Aux Etats-Unis le juge tranche
C’est le statut du prestataire utilisateur des applis qui est au cœur des débats. Est-il ou non un salarié ? Et si oui quels droits faut-il lui accorder ? La mobilisation des taxis parisiens aura fait parler d’elle, allant jusqu’à un tweet de la chanteuse Courtney Love qui interpellait en des termes peu amènes François Hollande, tandis que la France se divisait entre partisans d’Uber et défenseurs des taxis. Fin décembre, les taxis continuaient encore et toujours à réclamer l’alignement des droits et des devoirs .
Outre Atlantique, le débat empruntait d’autres lieux et d’autres formes. Au pays qui a fait du procès un genre cinématographique à part entière, c’est devant les tribunaux que la question est posée et reposée. Les juges californiens ont dû dire si oui ou non un chauffeur de VTC est ou non un salarié. A Denver, c’est la question d’une éventuelle organisation en syndicats qui a mobilisé les chauffeurs.
En France tout commence avec des rapports
Retour en France où le droit aussi s’est intéressé au numérique. Mais dans un pays où le droit s’écrit dans la Loi plutôt que par jurisprudence, les rapports aux ministres se sont multipliés, à la mesure des problèmes rencontrés par un législateur débordé par la vague numérique.
Ainsi, en a-t-il été du rapport Mettling, du nom du directeur général chargé des ressources humaines d’Orange, Bruno Mettling qui a piloté une mission sur la question et a remis ses conclusions à Myriam El Khomri. Un travail qui avait été commandé par son prédécesseur François Rebsamen. Les ministres passent, les problèmes restent.
Dans ce document très équilibré, c’est un véritable toilettage du droit et des pratiques RH qui est proposé. Par exemple, il est proposé de résoudre enfin les conditions d’utilisation du forfait-jours qui fait les délices de la chambre sociale de la Cour de cassation, qui invalide les accords les uns après les autres. Le rapport Mettling invite aussi les entreprises à réguler les usages, à créer une sorte de devoir de déconnexion, l’homme de l’art étant constant dans son approche, en voulant éviter une loi qui figerait les pratiques.

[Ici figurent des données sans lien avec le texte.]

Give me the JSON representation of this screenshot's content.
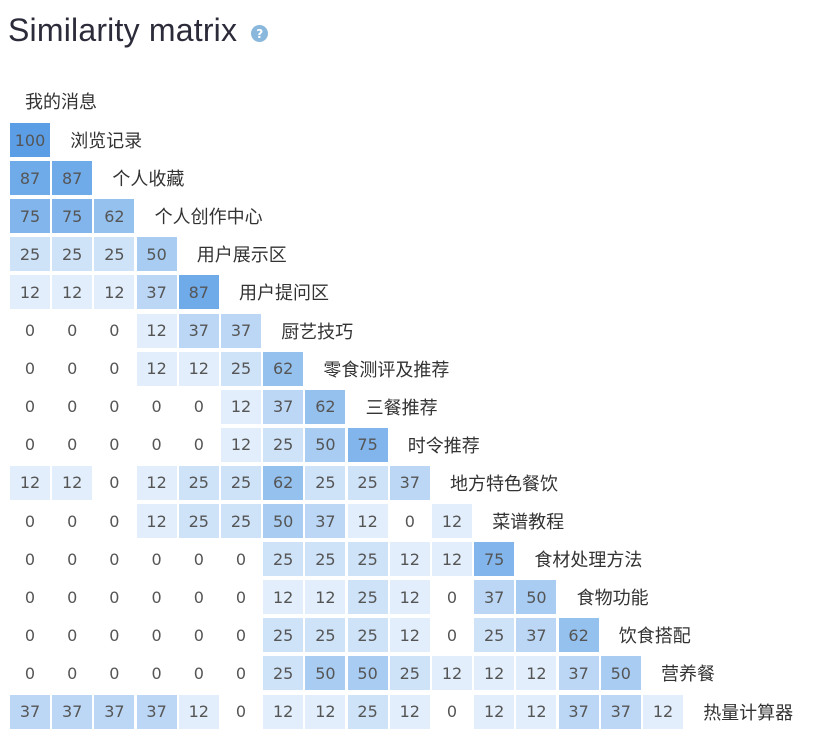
{
  "header": {
    "title": "Similarity matrix",
    "help_icon": "question-circle-icon"
  },
  "chart_data": {
    "type": "heatmap",
    "title": "Similarity matrix",
    "colors": {
      "low": "#f4f9fe",
      "high": "#5b9ee6",
      "zero": "#ffffff",
      "text": "#555555"
    },
    "labels": [
      "我的消息",
      "浏览记录",
      "个人收藏",
      "个人创作中心",
      "用户展示区",
      "用户提问区",
      "厨艺技巧",
      "零食测评及推荐",
      "三餐推荐",
      "时令推荐",
      "地方特色餐饮",
      "菜谱教程",
      "食材处理方法",
      "食物功能",
      "饮食搭配",
      "营养餐",
      "热量计算器"
    ],
    "rows": [
      [
        100
      ],
      [
        87,
        87
      ],
      [
        75,
        75,
        62
      ],
      [
        25,
        25,
        25,
        50
      ],
      [
        12,
        12,
        12,
        37,
        87
      ],
      [
        0,
        0,
        0,
        12,
        37,
        37
      ],
      [
        0,
        0,
        0,
        12,
        12,
        25,
        62
      ],
      [
        0,
        0,
        0,
        0,
        0,
        12,
        37,
        62
      ],
      [
        0,
        0,
        0,
        0,
        0,
        12,
        25,
        50,
        75
      ],
      [
        12,
        12,
        0,
        12,
        25,
        25,
        62,
        25,
        25,
        37
      ],
      [
        0,
        0,
        0,
        12,
        25,
        25,
        50,
        37,
        12,
        0,
        12
      ],
      [
        0,
        0,
        0,
        0,
        0,
        0,
        25,
        25,
        25,
        12,
        12,
        75
      ],
      [
        0,
        0,
        0,
        0,
        0,
        0,
        12,
        12,
        25,
        12,
        0,
        37,
        50
      ],
      [
        0,
        0,
        0,
        0,
        0,
        0,
        25,
        25,
        25,
        12,
        0,
        25,
        37,
        62
      ],
      [
        0,
        0,
        0,
        0,
        0,
        0,
        25,
        50,
        50,
        25,
        12,
        12,
        12,
        37,
        50
      ],
      [
        37,
        37,
        37,
        37,
        12,
        0,
        12,
        12,
        25,
        12,
        0,
        12,
        12,
        37,
        37,
        12
      ]
    ]
  }
}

Du côté des syndicats, les positions sont bien évidemment différentes. Ainsi le syndicat des cadres et des techniciens de la CGT a fait de la régulation des usages du numérique un sujet central de ses revendications.

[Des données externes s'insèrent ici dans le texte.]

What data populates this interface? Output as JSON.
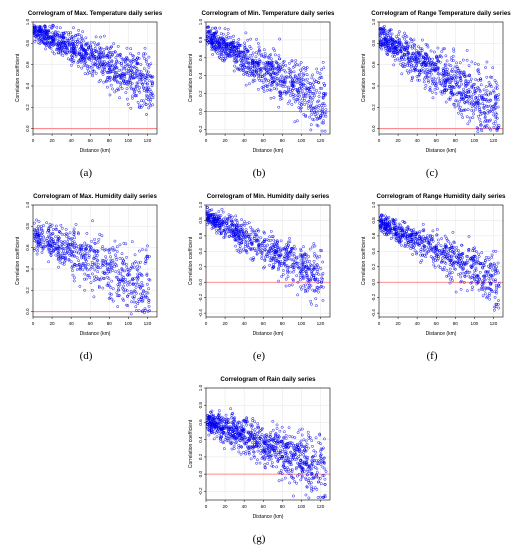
{
  "colors": {
    "points": "#0000ee",
    "zero_line": "#ff6666",
    "grid": "#e4e4e4",
    "frame": "#000000"
  },
  "chart_data": [
    {
      "type": "scatter",
      "title": "Correlogram of Max. Temperature daily series",
      "xlabel": "Distance (km)",
      "ylabel": "Correlation coefficient",
      "subfigure": "(a)",
      "xlim": [
        0,
        130
      ],
      "ylim": [
        -0.05,
        1.0
      ],
      "xticks": [
        0,
        20,
        40,
        60,
        80,
        100,
        120
      ],
      "yticks": [
        0.0,
        0.2,
        0.4,
        0.6,
        0.8,
        1.0
      ],
      "hline": 0,
      "grid": true,
      "n_points": 900,
      "trend": {
        "intercept": 0.93,
        "slope": -0.0042,
        "spread": 0.13,
        "xmax": 125
      }
    },
    {
      "type": "scatter",
      "title": "Correlogram of Min. Temperature daily series",
      "xlabel": "Distance (km)",
      "ylabel": "Correlation coefficient",
      "subfigure": "(b)",
      "xlim": [
        0,
        130
      ],
      "ylim": [
        -0.25,
        1.0
      ],
      "xticks": [
        0,
        20,
        40,
        60,
        80,
        100,
        120
      ],
      "yticks": [
        -0.2,
        0.0,
        0.2,
        0.4,
        0.6,
        0.8,
        1.0
      ],
      "hline": 0,
      "grid": true,
      "n_points": 900,
      "trend": {
        "intercept": 0.85,
        "slope": -0.0062,
        "spread": 0.17,
        "xmax": 125
      }
    },
    {
      "type": "scatter",
      "title": "Correlogram of Range Temperature daily series",
      "xlabel": "Distance (km)",
      "ylabel": "Correlation coefficient",
      "subfigure": "(c)",
      "xlim": [
        0,
        130
      ],
      "ylim": [
        -0.05,
        1.0
      ],
      "xticks": [
        0,
        20,
        40,
        60,
        80,
        100,
        120
      ],
      "yticks": [
        0.0,
        0.2,
        0.4,
        0.6,
        0.8,
        1.0
      ],
      "hline": 0,
      "grid": true,
      "n_points": 900,
      "trend": {
        "intercept": 0.87,
        "slope": -0.0058,
        "spread": 0.16,
        "xmax": 125
      }
    },
    {
      "type": "scatter",
      "title": "Correlogram of Max. Humidity daily series",
      "xlabel": "Distance (km)",
      "ylabel": "Correlation coefficient",
      "subfigure": "(d)",
      "xlim": [
        0,
        130
      ],
      "ylim": [
        -0.05,
        1.0
      ],
      "xticks": [
        0,
        20,
        40,
        60,
        80,
        100,
        120
      ],
      "yticks": [
        0.0,
        0.2,
        0.4,
        0.6,
        0.8,
        1.0
      ],
      "hline": 0,
      "grid": true,
      "n_points": 650,
      "trend": {
        "intercept": 0.72,
        "slope": -0.004,
        "spread": 0.18,
        "xmax": 122
      }
    },
    {
      "type": "scatter",
      "title": "Correlogram of Min. Humidity daily series",
      "xlabel": "Distance (km)",
      "ylabel": "Correlation coefficient",
      "subfigure": "(e)",
      "xlim": [
        0,
        130
      ],
      "ylim": [
        -0.45,
        1.0
      ],
      "xticks": [
        0,
        20,
        40,
        60,
        80,
        100,
        120
      ],
      "yticks": [
        -0.4,
        -0.2,
        0.0,
        0.2,
        0.4,
        0.6,
        0.8,
        1.0
      ],
      "hline": 0,
      "grid": true,
      "n_points": 750,
      "trend": {
        "intercept": 0.86,
        "slope": -0.0068,
        "spread": 0.17,
        "xmax": 122
      }
    },
    {
      "type": "scatter",
      "title": "Correlogram of Range Humidity daily series",
      "xlabel": "Distance (km)",
      "ylabel": "Correlation coefficient",
      "subfigure": "(f)",
      "xlim": [
        0,
        130
      ],
      "ylim": [
        -0.45,
        1.0
      ],
      "xticks": [
        0,
        20,
        40,
        60,
        80,
        100,
        120
      ],
      "yticks": [
        -0.4,
        -0.2,
        0.0,
        0.2,
        0.4,
        0.6,
        0.8,
        1.0
      ],
      "hline": 0,
      "grid": true,
      "n_points": 750,
      "trend": {
        "intercept": 0.78,
        "slope": -0.0062,
        "spread": 0.17,
        "xmax": 125
      }
    },
    {
      "type": "scatter",
      "title": "Correlogram of Rain daily series",
      "xlabel": "Distance (km)",
      "ylabel": "Correlation coefficient",
      "subfigure": "(g)",
      "xlim": [
        0,
        130
      ],
      "ylim": [
        -0.3,
        1.0
      ],
      "xticks": [
        0,
        20,
        40,
        60,
        80,
        100,
        120
      ],
      "yticks": [
        -0.2,
        0.0,
        0.2,
        0.4,
        0.6,
        0.8,
        1.0
      ],
      "hline": 0,
      "grid": true,
      "n_points": 950,
      "trend": {
        "intercept": 0.62,
        "slope": -0.0045,
        "spread": 0.18,
        "xmax": 125
      }
    }
  ]
}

Des frontières de plus en plus floues
Moins médiatisé, le travail de Denis Ménascé pour l’institut de l’entreprise n’en mérite pas moins d’être rappelé à l’heure des bilans de l’année. Dans un document fort pertinemment appelé La France du bon coin, il montre comment l’entrepreneuriat est à la croisée de la nécessité économique et du besoin d’autonomie. De plus en plus de salariés en CDI sont des chauffeurs occasionnels de véhicules ou louent leur appartement pour faire un peu de cash.
A l’autre extrémité, des Français deviennent auto-entrepreneurs en recourant ou non aux plateformes Internet parce qu’ils sont durablement exclus du marché du travail. Plus qu’une segmentation du marché du travail, il montre que les frontières sont de plus en plus floues entre les différentes formes de travail à l’heure du numérique. Pas de quoi rassurer les esprits partisans et les adeptes des solutions univoques.